A program that has been running in the Clearview Public Schools division for a decade helps to promote mental health in children so they will do well in school.
Penny Warford, Mental Health Program Co-ordinator for CARS program (Children and Adolescents Resilient and Self-regulating), says the best way to describe it is prevention, and promotion of mental health.
“We need to look after social emotional health for kids to learn. This is really the best way to reach the most kids — is to access them in the schools. This is when we can probably have the biggest preventative impact,” said Warford, who is based in Stettler and a registered social worker.
CARS is part of Alberta Health Services’ Mental Health Capacity Building in Schools initiative. While it’s funded by AHS, the school district administers it.
It not only aims to promote mental health in children and youth, but also in families and support individuals in the community who interact with young people.
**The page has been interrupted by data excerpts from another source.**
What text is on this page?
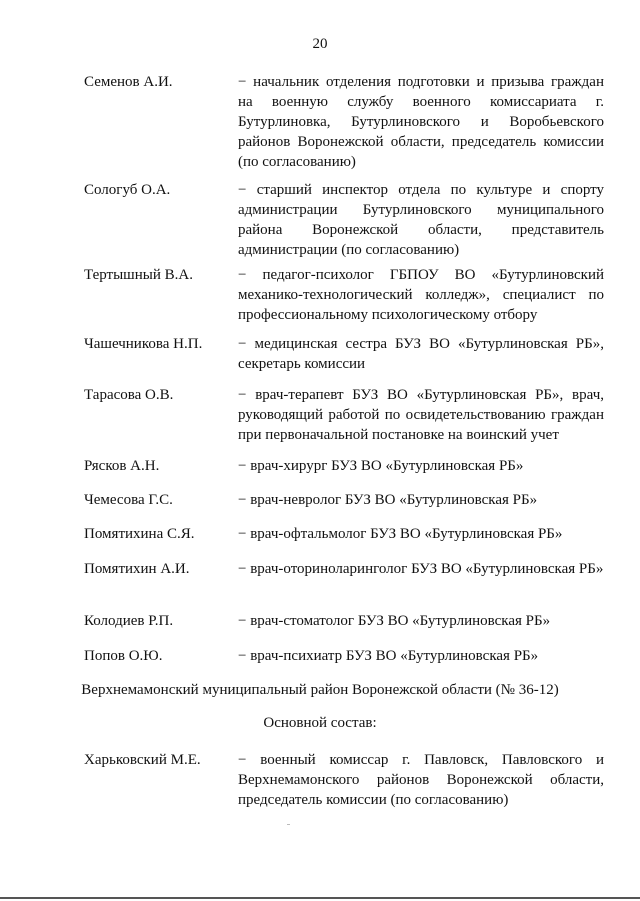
20
Семенов А.И.	− начальник отделения подготовки и призыва граждан на военную службу военного комиссариата г. Бутурлиновка, Бутурлиновского и Воробьевского районов Воронежской области, председатель комиссии (по согласованию)
Сологуб О.А.	− старший инспектор отдела по культуре и спорту администрации Бутурлиновского муниципального района Воронежской области, представитель администрации (по согласованию)
Тертышный В.А.	− педагог-психолог ГБПОУ ВО «Бутурлиновский механико-технологический колледж», специалист по профессиональному психологическому отбору
Чашечникова Н.П.	− медицинская сестра БУЗ ВО «Бутурлиновская РБ», секретарь комиссии
Тарасова О.В.	− врач-терапевт БУЗ ВО «Бутурлиновская РБ», врач, руководящий работой по освидетельствованию граждан при первоначальной постановке на воинский учет
Рясков А.Н.	− врач-хирург БУЗ ВО «Бутурлиновская РБ»
Чемесова Г.С.	− врач-невролог БУЗ ВО «Бутурлиновская РБ»
Помятихина С.Я.	− врач-офтальмолог БУЗ ВО «Бутурлиновская РБ»
Помятихин А.И.	− врач-оториноларинголог БУЗ ВО «Бутурлиновская РБ»
Колодиев Р.П.	− врач-стоматолог БУЗ ВО «Бутурлиновская РБ»
Попов О.Ю.	− врач-психиатр БУЗ ВО «Бутурлиновская РБ»
Верхнемамонский муниципальный район Воронежской области (№ 36-12)
Основной состав:
Харьковский М.Е.	− военный комиссар г. Павловск, Павловского и Верхнемамонского районов Воронежской области, председатель комиссии (по согласованию)
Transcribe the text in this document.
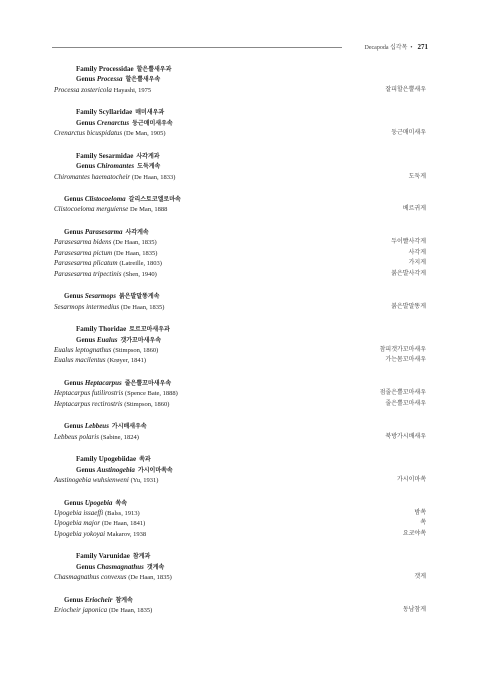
Decapoda 십각목 • 271
Family Processidae 할은뿔새우과
Genus Processa 할은뿔새우속
Processa zostericola Hayashi, 1975	잘피할은뿔새우
Family Scyllaridae 매미새우과
Genus Crenarctus 둥근매미새우속
Crenarctus bicuspidatus (De Man, 1905)	둥근매미새우
Family Sesarmidae 사각게과
Genus Chiromantes 도둑게속
Chiromantes haematocheir (De Haan, 1833)	도둑게
Genus Clistocoeloma 갈리스토코엘로마속
Clistocoeloma merguiense De Man, 1888	베르귀게
Genus Parasesarma 사각게속
Parasesarma bidens (De Haan, 1835)	두이빨사각게
Parasesarma pictum (De Haan, 1835)	사각게
Parasesarma plicatum (Latreille, 1803)	가지게
Parasesarma tripectinis (Shen, 1940)	붉은발사각게
Genus Sesarmops 붉은발말똥게속
Sesarmops intermedius (De Haan, 1835)	붉은발말똥게
Family Thoridae 토르꼬마새우과
Genus Eualus 갯가꼬마새우속
Eualus leptognathus (Stimpson, 1860)	참피갯가꼬마새우
Eualus macilentus (Krøyer, 1841)	가는몸꼬마새우
Genus Heptacarpus 줄은뿔꼬마새우속
Heptacarpus futilirostris (Spence Bate, 1888)	점줄은뿔꼬마새우
Heptacarpus rectirostris (Stimpson, 1860)	줄은뿔꼬마새우
Genus Lebbeus 가시배새우속
Lebbeus polaris (Sabine, 1824)	북방가시배새우
Family Upogebiidae 쏙과
Genus Austinogebia 가시이마쏙속
Austinogebia wuhsienweni (Yu, 1931)	가시이마쏙
Genus Upogebia 쏙속
Upogebia issaeffi (Balss, 1913)	밤쏙
Upogebia major (De Haan, 1841)	쏙
Upogebia yokoyai Makarov, 1938	요코야쏙
Family Varunidae 참게과
Genus Chasmagnathus 갯게속
Chasmagnathus convexus (De Haan, 1835)	갯게
Genus Eriocheir 참게속
Eriocheir japonica (De Haan, 1835)	동남참게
The program has one full time and two part-time mental health success coaches. Recently Kelsey Bissett was hired as the full-time coach covering a one-year leave of absence. They do a lot of work with groups, around such subjects as grief, social skills, anger management, coping skills, dealing with feelings, and a lot of classroom presentations as well, said Warford.
There are 37 such projects in 85 communities and 182 schools, with an outreach to 74 additional schools, throughout Alberta.
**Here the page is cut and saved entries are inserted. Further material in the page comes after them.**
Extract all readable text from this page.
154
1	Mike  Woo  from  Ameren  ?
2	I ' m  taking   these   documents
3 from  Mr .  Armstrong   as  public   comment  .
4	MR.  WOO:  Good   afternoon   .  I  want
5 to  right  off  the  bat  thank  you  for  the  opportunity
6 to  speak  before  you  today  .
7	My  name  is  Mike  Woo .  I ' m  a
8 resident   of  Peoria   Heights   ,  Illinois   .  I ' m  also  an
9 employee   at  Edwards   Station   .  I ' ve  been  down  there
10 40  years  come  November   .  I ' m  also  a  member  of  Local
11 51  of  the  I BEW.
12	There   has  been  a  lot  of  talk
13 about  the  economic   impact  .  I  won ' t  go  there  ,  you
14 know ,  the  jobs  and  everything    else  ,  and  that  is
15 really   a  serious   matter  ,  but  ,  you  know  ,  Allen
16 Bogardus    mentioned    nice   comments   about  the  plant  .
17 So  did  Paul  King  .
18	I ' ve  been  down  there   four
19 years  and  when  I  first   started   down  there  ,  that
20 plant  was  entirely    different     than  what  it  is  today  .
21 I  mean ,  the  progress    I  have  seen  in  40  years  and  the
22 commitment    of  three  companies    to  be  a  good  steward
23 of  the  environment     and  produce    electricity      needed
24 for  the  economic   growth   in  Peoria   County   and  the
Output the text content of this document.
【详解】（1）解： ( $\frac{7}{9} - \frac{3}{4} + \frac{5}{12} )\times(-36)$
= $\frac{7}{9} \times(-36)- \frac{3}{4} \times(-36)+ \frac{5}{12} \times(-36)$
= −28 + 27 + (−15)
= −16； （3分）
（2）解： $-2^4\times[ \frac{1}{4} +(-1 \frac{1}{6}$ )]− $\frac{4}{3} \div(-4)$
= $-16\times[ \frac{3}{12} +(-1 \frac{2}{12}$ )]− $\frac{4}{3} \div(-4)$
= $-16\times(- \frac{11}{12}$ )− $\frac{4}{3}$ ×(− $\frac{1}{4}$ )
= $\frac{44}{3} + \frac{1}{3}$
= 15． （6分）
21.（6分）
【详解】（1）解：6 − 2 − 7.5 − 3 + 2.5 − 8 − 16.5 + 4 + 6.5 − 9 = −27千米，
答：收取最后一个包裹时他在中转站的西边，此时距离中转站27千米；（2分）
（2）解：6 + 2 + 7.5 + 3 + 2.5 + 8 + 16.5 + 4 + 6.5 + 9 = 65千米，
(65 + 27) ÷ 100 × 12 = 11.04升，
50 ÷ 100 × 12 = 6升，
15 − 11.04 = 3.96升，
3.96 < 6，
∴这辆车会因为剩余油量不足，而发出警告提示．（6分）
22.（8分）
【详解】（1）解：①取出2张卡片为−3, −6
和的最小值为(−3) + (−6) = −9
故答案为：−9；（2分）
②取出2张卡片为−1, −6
While mental health issues over the decades may be similar, the one thing that is different today is the social media factor, Warford said.
It changes the social atmosphere, and makes the world more global. There are positives and negatives, she said, adding that whatever is happening, with social media it is happening all the time, and there aren’t as many breaks, whether it’s from social, academic or any other aspects of life.
CARS helps with school and mental wellness by promoting resiliency — overcoming challenges and “bouncing back, and self-regulation — learning skills to help stay calmly focused to get through the ups and downs of life.
It’s about being able to “manage and cope with not everything being easy because not everything is easy,” she said.
Warford believes students today understand the importance of mental health. “It’s not just eating healthy and exercising, those basic physical needs. Our brain and our body are connected. I say that probably several times a week.”
With Mental Health Week coming up from May 1 to 7, a number of additional activities are planned in Clearview and East Central Catholic Schools.
During the week, some of CARS activities will include “Chalk About It”, where students write positive mental health messages on sidewalks, and a free matinee on May 5 at the Jewel Theatre, showing the movie Inside Out.